Öcalan évoquait déjà publiquement la possibilité d’un cessez-le-feu et de négociations à la fin des années 1980. Au début des années 90, certains politiciens turcs ont évoqué la perspective d’un règlement, mais, dans le même temps, la guerre du gouvernement contre les Kurdes gagnait en brutalité. En 1993, Öcalan a déclaré le premier cessez-le-feu unilatéral du PKK, et le président turc Özal a accepté de négocier ; mais, avant que les négociations ne puissent avoir lieu, Özal est mort d’une crise cardiaque. Une autopsie pratiquée en 2012 a révélé que son corps contenait des niveaux élevés de poison.

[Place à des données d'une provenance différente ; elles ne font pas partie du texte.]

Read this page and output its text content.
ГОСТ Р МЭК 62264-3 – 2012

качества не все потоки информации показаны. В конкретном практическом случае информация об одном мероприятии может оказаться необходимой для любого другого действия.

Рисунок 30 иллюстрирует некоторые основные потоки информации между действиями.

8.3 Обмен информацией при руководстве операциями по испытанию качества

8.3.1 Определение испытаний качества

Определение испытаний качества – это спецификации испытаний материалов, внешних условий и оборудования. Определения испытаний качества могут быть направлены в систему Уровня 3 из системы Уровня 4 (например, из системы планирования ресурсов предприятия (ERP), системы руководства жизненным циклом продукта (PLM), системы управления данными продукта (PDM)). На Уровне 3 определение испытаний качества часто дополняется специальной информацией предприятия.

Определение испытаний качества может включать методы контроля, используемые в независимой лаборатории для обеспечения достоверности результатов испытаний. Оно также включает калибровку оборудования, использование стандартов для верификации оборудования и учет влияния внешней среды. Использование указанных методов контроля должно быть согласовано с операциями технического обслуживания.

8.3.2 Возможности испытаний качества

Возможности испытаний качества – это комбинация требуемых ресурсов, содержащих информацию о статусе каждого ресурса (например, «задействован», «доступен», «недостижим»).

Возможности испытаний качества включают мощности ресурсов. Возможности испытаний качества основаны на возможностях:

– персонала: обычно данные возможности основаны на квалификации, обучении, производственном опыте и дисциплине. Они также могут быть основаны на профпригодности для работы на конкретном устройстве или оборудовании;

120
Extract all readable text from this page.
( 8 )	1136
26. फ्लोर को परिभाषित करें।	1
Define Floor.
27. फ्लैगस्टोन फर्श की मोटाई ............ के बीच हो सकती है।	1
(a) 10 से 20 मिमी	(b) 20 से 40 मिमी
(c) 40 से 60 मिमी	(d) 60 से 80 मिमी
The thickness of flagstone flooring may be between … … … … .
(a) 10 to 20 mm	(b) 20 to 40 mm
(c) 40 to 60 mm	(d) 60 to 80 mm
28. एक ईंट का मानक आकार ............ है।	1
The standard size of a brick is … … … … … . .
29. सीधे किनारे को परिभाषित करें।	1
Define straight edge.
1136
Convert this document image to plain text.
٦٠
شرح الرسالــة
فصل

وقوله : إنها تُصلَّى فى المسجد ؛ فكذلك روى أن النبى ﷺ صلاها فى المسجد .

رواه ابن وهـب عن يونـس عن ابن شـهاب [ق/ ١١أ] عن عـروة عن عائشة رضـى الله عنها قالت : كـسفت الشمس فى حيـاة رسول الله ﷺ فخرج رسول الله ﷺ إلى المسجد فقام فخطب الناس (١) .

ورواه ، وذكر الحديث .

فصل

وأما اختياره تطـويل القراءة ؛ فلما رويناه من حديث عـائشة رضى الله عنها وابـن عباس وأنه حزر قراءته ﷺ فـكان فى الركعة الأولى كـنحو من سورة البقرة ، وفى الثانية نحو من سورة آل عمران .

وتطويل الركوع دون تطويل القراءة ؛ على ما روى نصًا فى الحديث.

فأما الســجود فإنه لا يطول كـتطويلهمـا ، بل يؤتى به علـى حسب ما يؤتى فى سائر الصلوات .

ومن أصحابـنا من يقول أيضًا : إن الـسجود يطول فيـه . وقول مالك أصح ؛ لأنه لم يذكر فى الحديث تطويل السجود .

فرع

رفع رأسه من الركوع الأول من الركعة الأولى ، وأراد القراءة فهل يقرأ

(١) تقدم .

Le PKK a déclaré un autre cessez-le-feu en 1995, puis à nouveau pendant qu’Öcalan demandait l’asile en 1998, et lorsqu’il faisait appel de sa peine de mort en 1999. Pour souligner le sérieux de leur appel à un règlement de paix, le cessez-le-feu de 1999 s’est accompagné du retrait des guérilleros du PKK de la frontière turque vers le nord de l’Irak, et de l’envoi de deux délégations de paix, l’une composée de guérilleros kurdes et l’autre de Kurdes d’Europe. Le gouvernement a répondu en prenant en embuscade et en tuant des centaines de guérilleros qui se retiraient et en emprisonnant les délégués de paix.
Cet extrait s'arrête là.